Calculations of Eligible Expenses
With the detailed method, you must determine which of your expenses are eligible. You must also calculate the size of your workspace to determine the proration of your home office expenses. The CRA guides how to calculate the portion of your home used as a workspace. There is a simple calculator you can use to perform this calculation.
You will then need to determine what expenses are eligible to claim. Here is a list of eligible expenses for salaried and commissioned employees:
- Utility portion (electricity, heat, and water) of your condominium fees
- home internet access fees
- maintenance and minor repair costs
- Rent paid for a house or apartment where you live
Commissioned employees may also claim:
- Home insurance
- Property taxes
- Leased items like a laptop, cell phone, or tablet provided it reasonably relates to earning commission income.
For a home office renovation tax deduction in Canada, be sure to confirm what expenses you can and cannot claim, particularly if you are doing any work that extends to other parts of the home.
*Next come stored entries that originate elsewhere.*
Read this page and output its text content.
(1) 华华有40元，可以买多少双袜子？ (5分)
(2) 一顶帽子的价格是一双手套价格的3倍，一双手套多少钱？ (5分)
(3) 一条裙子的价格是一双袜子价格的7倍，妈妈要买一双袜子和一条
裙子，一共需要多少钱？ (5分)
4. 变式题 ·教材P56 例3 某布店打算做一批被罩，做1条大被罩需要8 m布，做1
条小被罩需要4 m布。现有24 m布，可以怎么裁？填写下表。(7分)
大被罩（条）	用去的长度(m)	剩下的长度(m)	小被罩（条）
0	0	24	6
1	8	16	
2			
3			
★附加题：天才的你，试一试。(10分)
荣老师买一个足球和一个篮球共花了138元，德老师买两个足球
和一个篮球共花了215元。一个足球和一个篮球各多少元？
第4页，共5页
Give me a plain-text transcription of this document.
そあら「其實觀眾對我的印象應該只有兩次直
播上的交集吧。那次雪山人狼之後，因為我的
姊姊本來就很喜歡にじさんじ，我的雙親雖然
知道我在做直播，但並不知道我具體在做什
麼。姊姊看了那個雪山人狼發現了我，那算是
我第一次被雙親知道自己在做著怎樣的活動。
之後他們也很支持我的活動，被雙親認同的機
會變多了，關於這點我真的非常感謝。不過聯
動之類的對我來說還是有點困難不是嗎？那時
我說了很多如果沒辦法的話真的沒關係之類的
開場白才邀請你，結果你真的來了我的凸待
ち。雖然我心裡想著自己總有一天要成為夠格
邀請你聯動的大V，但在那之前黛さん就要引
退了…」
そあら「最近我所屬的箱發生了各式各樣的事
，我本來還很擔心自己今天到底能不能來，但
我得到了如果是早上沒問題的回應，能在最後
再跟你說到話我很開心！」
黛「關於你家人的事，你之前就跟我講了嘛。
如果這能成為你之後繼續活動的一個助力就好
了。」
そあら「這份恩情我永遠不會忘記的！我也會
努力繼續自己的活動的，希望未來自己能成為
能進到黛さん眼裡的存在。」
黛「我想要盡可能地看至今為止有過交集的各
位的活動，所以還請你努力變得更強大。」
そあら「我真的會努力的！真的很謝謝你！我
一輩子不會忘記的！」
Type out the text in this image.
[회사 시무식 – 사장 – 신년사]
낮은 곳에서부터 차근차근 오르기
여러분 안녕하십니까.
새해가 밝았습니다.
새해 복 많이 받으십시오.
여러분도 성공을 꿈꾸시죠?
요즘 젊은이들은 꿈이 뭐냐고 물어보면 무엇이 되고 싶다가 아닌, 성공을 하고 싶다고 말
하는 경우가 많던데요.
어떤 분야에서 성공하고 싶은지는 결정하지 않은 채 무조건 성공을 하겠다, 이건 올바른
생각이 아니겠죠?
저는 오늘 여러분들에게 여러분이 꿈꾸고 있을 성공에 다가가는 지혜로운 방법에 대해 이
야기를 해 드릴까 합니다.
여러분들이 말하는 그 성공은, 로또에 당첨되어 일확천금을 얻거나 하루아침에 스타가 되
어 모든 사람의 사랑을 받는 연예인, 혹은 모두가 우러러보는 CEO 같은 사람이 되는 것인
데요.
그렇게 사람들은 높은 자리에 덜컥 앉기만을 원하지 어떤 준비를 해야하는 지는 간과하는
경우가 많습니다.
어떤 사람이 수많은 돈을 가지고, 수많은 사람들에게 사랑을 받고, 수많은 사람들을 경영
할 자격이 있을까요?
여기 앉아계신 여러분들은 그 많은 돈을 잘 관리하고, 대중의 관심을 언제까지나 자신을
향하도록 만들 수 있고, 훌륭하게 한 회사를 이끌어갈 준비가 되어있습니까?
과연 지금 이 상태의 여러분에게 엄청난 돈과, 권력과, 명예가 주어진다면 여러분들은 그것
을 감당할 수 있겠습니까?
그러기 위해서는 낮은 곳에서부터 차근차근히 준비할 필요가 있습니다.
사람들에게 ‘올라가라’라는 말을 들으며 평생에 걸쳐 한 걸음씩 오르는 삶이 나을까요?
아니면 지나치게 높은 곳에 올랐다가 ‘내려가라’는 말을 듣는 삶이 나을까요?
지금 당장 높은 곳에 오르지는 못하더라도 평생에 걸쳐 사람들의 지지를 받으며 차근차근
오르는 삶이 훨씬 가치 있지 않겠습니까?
If applying the detailed method, a home office tax deduction calculator can help calculate your home office expense calculations. The detailed approach, while more time-consuming, may benefit you depending on your living and work arrangements and allow you greater deductions if eligible.
COVID-19 created a new group of work-from-home employees. For many Canadians, many never have thought about turning their home into a workspace. To assist with this increase of home office space tax deduction, the CRA created the flat rate method for this tax filing year only. For others, the detailed approach may still be best. It is good practice to consult with a qualified tax expert who can help you determine which method is best for you and you file correctly.